WASHINGTON, D.C. — It’s not just that the Seattle Mariners are losing. They are, and that’s the key point, of course. It happened again Wednesday night when Washington rolled to a 5-1 victory at Nationals Park.
More than losing, though, the Mariners haven’t even been competitive in recent games. Their patchwork rotation lets the game get out of hand early and effectively saps all life from the closing innings.
“It does if you let it,” third baseman Kyle Seager said, “and, unfortunately, we’ve let it.”
It happened again Wednesday when Anthony Rendon’s three-run homer capped Washington’s four-run first inning against rookie right-hander Sam Gaviglio.
It wasn’t entirely Gaviglio’s fault.
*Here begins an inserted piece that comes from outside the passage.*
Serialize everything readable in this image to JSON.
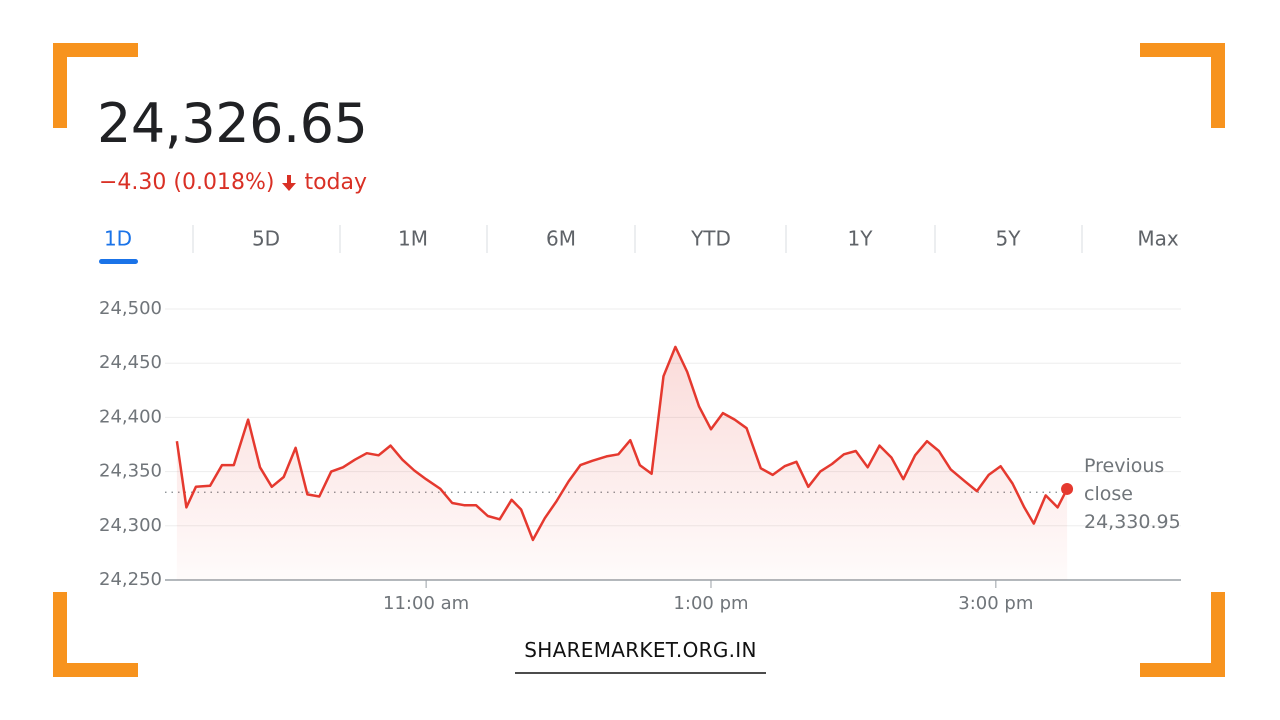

An error earlier in the inning by shortstop Jean Segura meant all four runs were unearned. The effect was the same, though.
Another big early hole.
Washington scored two early runs Tuesday before erupting for eight runs in the fourth inning on the way to a 10-1 victory. Rendon had two homers in that game.
The Chicago White Sox posted blowout victories last weekend at Safeco Field by scoring four runs in the first inning on Saturday, and five runs in the first inning on Sunday.
“We’ve got to pick up our intensity,” manager Scott Servais said. “We’re better than this. We’ve about had enough of it, and we need to dial it up.
“We know we’re banged up. Nobody cares about us. Nobody feels sorry for you in this league. You’ve got to go out and fight, claw and scratch and figure out a way. It’s just not happening right now.”
The Mariners have now lost five in a row and 10 of their last 13 in falling to a season-worst seven games under .500 at 20-27. Only Kansas City’s ongoing troubles are keeping the Mariners from the league’s worst record.
The Mariners actually grabbed their first lead since last Friday when Robinson Cano pushed a one-out RBI single past third base in the first inning against Nationals starter Tanner Roark.
Washington quickly pulled even later in the inning after Segura threw high to first for an error on Trea Turner’s leadoff grounder. Turner stole second and came around on two fly outs.
That run was unearned. So were the three that scored later in the inning on Rendon’s 391-foot homer, which gave Washington a 4-1 lead.
“I left it up,” Gaviglio said. “I made a mistake, and he took care of it.”
The Nationals added another run in the second inning on Turner’s RBI single before Gaviglio (0-1) settled into a nice groove. He pitched through the sixth inning and permitted only the one earned run.
It didn’t matter because the Mariners mustered little against Roark, who breezed through seven innings in improving to 4-2. That points to the Mariners’ other deepening problem: a punchless attack.
Five runs in their last five games.
“We know what we need to do,” Seager said. “Everybody knows what we need to do. You get down early — it’s a long game. We have a good offense. We can score runs.
“Instead of sulking, we need to go out there and just play better and grind out at-bats.”